L’HISTOIRE…LA VRAIE…LA GRANDE…

 

S’appuyant sur le témoignage du secrétaire d’État aux Affaires étrangères de l’Iran en 1979, le gouvernement iranien savait où étaient les six Américains. Le ministère des Affaires étrangères, était scandalisée par la prise d’otages. C’est l’ambassadeur des États-Unis lui-même, Bruce Laingen, qui a confié le secret à des fonctionnaires iraniens. Ceux qui savaient ont gardé le secret. C’est le secrétaire de l’ambassadeur britannique en Iran qui a découvert cinq des Américains après avoir patrouillé les rues de Téhéran en voiture car le sixième avait trouvé refuge à l’ambassade de Suède. Il est le premier à les avoir accueillis chez lui. Lors d’un blackout, un Gardien de la révolution a voulu fouiller sa maison. Son garde l’a cependant convaincu qu’il n’y avait personne et il est parti sans problème.
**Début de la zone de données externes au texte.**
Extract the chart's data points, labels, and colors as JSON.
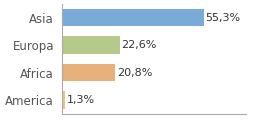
{
  "categories": [
    "America",
    "Africa",
    "Europa",
    "Asia"
  ],
  "values": [
    1.3,
    20.8,
    22.6,
    55.3
  ],
  "labels": [
    "1,3%",
    "20,8%",
    "22,6%",
    "55,3%"
  ],
  "bar_colors": [
    "#e8c97a",
    "#c8d89a",
    "#c8d89a",
    "#7aaad8"
  ],
  "bar_colors_exact": [
    "#e8c97a",
    "#e8b07a",
    "#b5c98a",
    "#7aaad8"
  ],
  "background_color": "#ffffff",
  "xlim": [
    0,
    72
  ],
  "bar_height": 0.65,
  "label_fontsize": 8,
  "tick_fontsize": 8.5,
  "spine_color": "#aaaaaa"
}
Les Britanniques ont alors jugé que les Américains seraient plus en sûreté chez les Canadiens. Les diplomates néo zélandais ont organisé un abri où les six Américains auraient pu se cacher si la résidence canadienne ne permettait plus de les accueillir. Et ce sont eux qui les ont conduits à l’aéroport le matin de leur évasion du pays. Ben Affleck admet qu’il ne rend pas justice ni aux uns ni aux autres. Pour se défendre, il affirme avoir cherché à créer l’impression que les Américains n’avaient pas d’autre endroit où aller. Il n’a jamais eu l’intention de diminuer quiconque.

 

Le cœur de l’exfiltration résidait dans la confection totale de l’identité factice des otages, un volet essentiellement mené par le Canada. La CIA a produit des faux papiers d’amateurs…Le Canada a dû refaire le travail. L’ambassadeur du Canada et véritable chef d’orchestre de toute l’opération, Ken Taylor, a fourni à Washington des informations qui auraient pu servir pour une éventuelle opération commando. La CIA a relevé les différences majeures entre les événements réels et ceux dans le film…Tony Mendez n’était pas seul et avec les six Américains n’ont jamais été faire des repérages dans Téhéran. Ils ont quitté la résidence des Taylor qu’au dernier moment. Tony Mendez et les six Américains n’ont jamais eu à attendre ni à récupérer leurs billets d’avion à l’aéroport Mehrabad. La femme de l’ambassadeur canadien, avait acheté trois jeux de billets de trois compagnies aériennes différentes à l’avance. Les Gardiens de la révolution n’ont pas non plus retenu les fugitifs à l’aéroport. Le vol choisi étant à 5h30 du matin, ils n’étaient pas assez zélés pour être au travail aussi tôt. Les otages ont pu passer la frontière sans problème grâce à leur passeport canadien. Les agents de l’immigration n’ont pas fait attention à qui ils contrôlaient. Les Iraniens qui ont reconstitué les documents déchiquetés n’ont jamais pu identifier qui que ce soit. Il n’y a donc eu aucune poursuite à l’aéroport. De ce fait, à part un retard d’une heure de l’avion à cause d’un problème mécanique, l’évasion s’est déroulée sans problème.